Fort Sumner did not impress the other two so favourably and they climbed into their saddles and again took up the trail westward. The one who was left behind sat cross-legged on the ground and watched them disappear in the distance. Then he got to his feet, stretched himself, and started out to look for a job. He needed one. He was without a penny in the world.

He found Pete Maxwell, richest man in that part of New Mexico and owner of great herds of cattle and sheep, standing on the porch of his home.

Maxwell looked him over with a dubious smile.
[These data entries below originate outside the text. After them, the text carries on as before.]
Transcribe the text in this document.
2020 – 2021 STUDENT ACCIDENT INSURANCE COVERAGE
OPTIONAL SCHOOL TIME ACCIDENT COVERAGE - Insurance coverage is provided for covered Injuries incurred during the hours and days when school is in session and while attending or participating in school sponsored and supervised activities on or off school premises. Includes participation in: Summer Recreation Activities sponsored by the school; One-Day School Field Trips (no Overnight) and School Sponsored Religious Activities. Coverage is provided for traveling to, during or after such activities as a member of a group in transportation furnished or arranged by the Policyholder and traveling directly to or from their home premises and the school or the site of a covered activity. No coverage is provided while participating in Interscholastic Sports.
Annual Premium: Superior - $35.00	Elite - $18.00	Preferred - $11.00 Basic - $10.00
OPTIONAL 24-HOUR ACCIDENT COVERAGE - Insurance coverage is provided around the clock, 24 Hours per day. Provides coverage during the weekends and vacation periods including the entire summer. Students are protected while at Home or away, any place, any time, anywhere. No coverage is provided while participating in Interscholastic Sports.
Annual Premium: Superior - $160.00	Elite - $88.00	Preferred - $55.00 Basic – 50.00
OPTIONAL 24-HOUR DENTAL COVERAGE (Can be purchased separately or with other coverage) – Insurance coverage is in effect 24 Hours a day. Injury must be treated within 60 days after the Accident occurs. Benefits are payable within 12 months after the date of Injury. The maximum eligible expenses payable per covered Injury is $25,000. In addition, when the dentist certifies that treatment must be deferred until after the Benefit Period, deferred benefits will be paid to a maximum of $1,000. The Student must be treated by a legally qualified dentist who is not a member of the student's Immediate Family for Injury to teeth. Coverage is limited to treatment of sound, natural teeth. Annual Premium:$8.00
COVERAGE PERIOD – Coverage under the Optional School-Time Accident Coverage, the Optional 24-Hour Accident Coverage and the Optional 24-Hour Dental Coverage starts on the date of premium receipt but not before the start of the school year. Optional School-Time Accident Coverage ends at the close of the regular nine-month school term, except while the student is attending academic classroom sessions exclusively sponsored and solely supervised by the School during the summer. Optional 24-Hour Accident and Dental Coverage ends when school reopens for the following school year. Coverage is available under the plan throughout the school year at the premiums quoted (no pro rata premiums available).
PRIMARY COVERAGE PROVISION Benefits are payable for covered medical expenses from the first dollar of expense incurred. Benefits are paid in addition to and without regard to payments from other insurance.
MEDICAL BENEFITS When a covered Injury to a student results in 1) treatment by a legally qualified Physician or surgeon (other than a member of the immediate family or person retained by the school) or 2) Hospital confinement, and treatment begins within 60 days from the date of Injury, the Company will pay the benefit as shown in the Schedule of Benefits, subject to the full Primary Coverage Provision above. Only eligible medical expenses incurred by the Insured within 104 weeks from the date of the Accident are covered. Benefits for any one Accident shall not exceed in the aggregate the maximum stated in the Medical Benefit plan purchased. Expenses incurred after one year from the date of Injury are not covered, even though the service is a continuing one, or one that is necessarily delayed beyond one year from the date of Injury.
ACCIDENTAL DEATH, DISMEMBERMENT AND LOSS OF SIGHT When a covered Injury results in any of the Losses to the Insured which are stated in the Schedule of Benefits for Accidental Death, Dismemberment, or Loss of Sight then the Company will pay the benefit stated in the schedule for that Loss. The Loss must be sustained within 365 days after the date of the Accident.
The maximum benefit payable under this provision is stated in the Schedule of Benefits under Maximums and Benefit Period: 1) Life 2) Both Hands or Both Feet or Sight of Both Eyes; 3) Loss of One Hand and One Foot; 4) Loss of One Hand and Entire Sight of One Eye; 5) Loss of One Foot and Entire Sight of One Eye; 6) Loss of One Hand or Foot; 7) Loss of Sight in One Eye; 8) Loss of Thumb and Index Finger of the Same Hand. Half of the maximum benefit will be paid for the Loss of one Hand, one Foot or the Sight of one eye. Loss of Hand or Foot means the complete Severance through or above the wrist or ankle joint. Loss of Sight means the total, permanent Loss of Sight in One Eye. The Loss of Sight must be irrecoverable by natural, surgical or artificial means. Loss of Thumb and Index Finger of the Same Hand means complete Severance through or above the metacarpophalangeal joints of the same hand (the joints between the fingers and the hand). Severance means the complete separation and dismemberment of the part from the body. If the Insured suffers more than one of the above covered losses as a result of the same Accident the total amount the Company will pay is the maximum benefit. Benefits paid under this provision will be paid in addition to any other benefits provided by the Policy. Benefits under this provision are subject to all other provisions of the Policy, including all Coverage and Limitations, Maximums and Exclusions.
The visitor looked less like a cowboy than a scarecrow that had decided to quit its vigil in a cornfield and try a more exciting occupation. He was gaunt and bronzed and stood six feet four and a half inches in height. His clothes were frayed and unkempt and, because he had been unable to buy a pair of pants long enough for him, he had pieced out the ones he wore with leggings of buffalo hide, the hair on the outside. But this long-legged, scarecrow man, standing there in the road leaning on his rifle, had a merry twinkle in his eye and an ingratiating note in his drawling voice.

"I may not look exactly like a puncher just now," he went on suavely with an infectious smile, "but I'm an old hand with cows. I can do anything there is to be done around a herd of cattle; I can throw a rope as good as any man and ride anything that ever looked through a bridle."